Re: [PATCH] x86: add back the alignment of the destination to 8 bytes in copy_user_generic()
From: David Laight
Date: Tue Mar 18 2025 - 17:59:37 EST
On Sun, 16 Mar 2025 12:09:47 +0100
Ingo Molnar <mingo@xxxxxxxxxx> wrote:
> * Ingo Molnar <mingo@xxxxxxxxxx> wrote:
>
> > > It does look good in my testing here, I built same kernel I was
> > > using for testing the original patch (based on 6.14-rc6), this is
> > > one of the results I got in one of the runs testing on the same
> > > machine:
> > >
> > > CPU RATE SYS TIME sender-receiver
> > > Server bind 19: 20.8Gbits/sec 14.832313000 20.863476111 75.4%-89.2%
> > > Server bind 21: 18.0Gbits/sec 18.705221000 23.996913032 80.8%-89.7%
> > > Server bind 23: 20.1Gbits/sec 15.331761000 21.536657212 75.0%-89.7%
> > > Server bind none: 24.1Gbits/sec 14.164226000 18.043132731 82.3%-87.1%
> > >
> > > There are still some variations between runs, which is expected as
> > > was the same when I tested my patch or in the not aligned case, but
> > > it's consistently better/higher than the no align case. Looks
> > > really it's sufficient to align for the higher than or equal 64
> > > bytes copy case.
> >
> > Mind sending a v2 patch with a changelog and these benchmark numbers
> > added in, and perhaps a Co-developed-by tag with Linus or so?
>
> BTW., if you have a test system available, it would be nice to test a
> server CPU in the Intel spectrum as well. (For completeness mostly, I'd
> not expect there to be as much alignment sensitivity.)
>
> The CPU you tested, AMD Epyc 7742 was launched ~6 years ago so it's
> still within the window of microarchitectures we care about. An Intel
> test would be nice from a similar timeframe as well. Older is probably
> better in this case, but not too old. :-)
Is that loop doing aligned 'rep movsq' ?
Pretty much all the Intel (non-atom) cpu have some variant of FRSM.
For FRSM you get double the throughput if the destination is 32byte aligned.
No other alignment makes any difference.
The cycle cost is per 16/32 byte block and different families have
different costs for the first few blocks, after than you get 1 block/clock.
That goes all the way back to Sandy Bridge and Ivy Bridge.

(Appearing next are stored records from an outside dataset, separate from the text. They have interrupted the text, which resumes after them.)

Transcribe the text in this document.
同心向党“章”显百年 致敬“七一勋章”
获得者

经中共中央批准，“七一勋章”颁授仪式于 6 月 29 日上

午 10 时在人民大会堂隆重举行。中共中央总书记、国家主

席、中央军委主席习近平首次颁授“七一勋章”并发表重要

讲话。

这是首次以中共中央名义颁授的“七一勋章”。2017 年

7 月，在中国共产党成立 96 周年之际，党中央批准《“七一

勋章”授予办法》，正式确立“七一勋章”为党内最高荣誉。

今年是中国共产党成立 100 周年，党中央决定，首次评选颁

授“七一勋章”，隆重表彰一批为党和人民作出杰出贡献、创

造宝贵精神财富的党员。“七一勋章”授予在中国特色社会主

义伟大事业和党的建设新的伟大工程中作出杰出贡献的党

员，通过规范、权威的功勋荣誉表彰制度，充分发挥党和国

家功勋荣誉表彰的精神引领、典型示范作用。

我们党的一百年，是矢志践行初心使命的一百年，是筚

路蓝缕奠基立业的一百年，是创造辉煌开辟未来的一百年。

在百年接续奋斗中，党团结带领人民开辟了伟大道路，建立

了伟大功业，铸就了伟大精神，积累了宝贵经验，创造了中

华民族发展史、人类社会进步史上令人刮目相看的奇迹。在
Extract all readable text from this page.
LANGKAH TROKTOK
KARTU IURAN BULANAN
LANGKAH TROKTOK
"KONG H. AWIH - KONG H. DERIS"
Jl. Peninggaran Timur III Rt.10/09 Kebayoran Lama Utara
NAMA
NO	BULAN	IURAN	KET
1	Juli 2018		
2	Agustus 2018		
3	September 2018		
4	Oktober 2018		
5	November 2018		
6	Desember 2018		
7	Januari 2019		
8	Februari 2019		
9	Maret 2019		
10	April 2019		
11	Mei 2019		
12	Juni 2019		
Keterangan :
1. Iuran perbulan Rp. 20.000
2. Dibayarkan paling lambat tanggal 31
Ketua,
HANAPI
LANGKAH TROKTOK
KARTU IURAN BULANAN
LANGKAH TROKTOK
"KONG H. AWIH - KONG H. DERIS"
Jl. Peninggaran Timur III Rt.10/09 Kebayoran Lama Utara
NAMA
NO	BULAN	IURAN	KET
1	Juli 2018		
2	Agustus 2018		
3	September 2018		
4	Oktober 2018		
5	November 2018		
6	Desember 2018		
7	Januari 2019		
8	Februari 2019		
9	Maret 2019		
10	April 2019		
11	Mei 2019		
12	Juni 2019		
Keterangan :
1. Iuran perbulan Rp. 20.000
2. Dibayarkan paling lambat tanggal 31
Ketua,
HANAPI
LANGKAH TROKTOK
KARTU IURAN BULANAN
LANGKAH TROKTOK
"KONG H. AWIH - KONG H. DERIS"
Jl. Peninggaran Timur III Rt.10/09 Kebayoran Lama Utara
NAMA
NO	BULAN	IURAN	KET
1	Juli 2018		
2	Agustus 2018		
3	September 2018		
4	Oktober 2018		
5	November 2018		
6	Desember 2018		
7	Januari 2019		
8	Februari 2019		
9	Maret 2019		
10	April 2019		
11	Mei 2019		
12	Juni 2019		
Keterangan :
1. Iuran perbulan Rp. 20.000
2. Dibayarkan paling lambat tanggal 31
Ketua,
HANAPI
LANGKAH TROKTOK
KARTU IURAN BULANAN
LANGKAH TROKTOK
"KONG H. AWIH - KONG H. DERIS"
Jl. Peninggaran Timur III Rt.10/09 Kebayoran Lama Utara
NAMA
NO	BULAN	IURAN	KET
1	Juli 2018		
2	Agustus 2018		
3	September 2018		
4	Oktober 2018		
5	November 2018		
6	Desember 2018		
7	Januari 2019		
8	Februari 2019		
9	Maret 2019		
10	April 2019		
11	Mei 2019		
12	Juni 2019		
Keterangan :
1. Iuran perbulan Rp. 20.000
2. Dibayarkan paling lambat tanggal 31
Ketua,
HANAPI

I don't think anyone has tried doing that alignment.
I'm sure I've measured misaligned 64bit writes and got no significant cost.
It might be one extra clock for writes than cross cache line boundaries.
Misaligned reads are pretty much 'cost free' - just about measurable
on the ip-checksum code loop (and IIRC even running a three reads every
two clocks algorithm).
I don't have access to a similar range of amd chips.
David
>
> ( Note that the Intel test is not required to apply the fix IMO - we
> did change alignment patterns ~2 years ago in a5624566431d which
> regressed. )
>
> Thanks,
>
> Ingo
>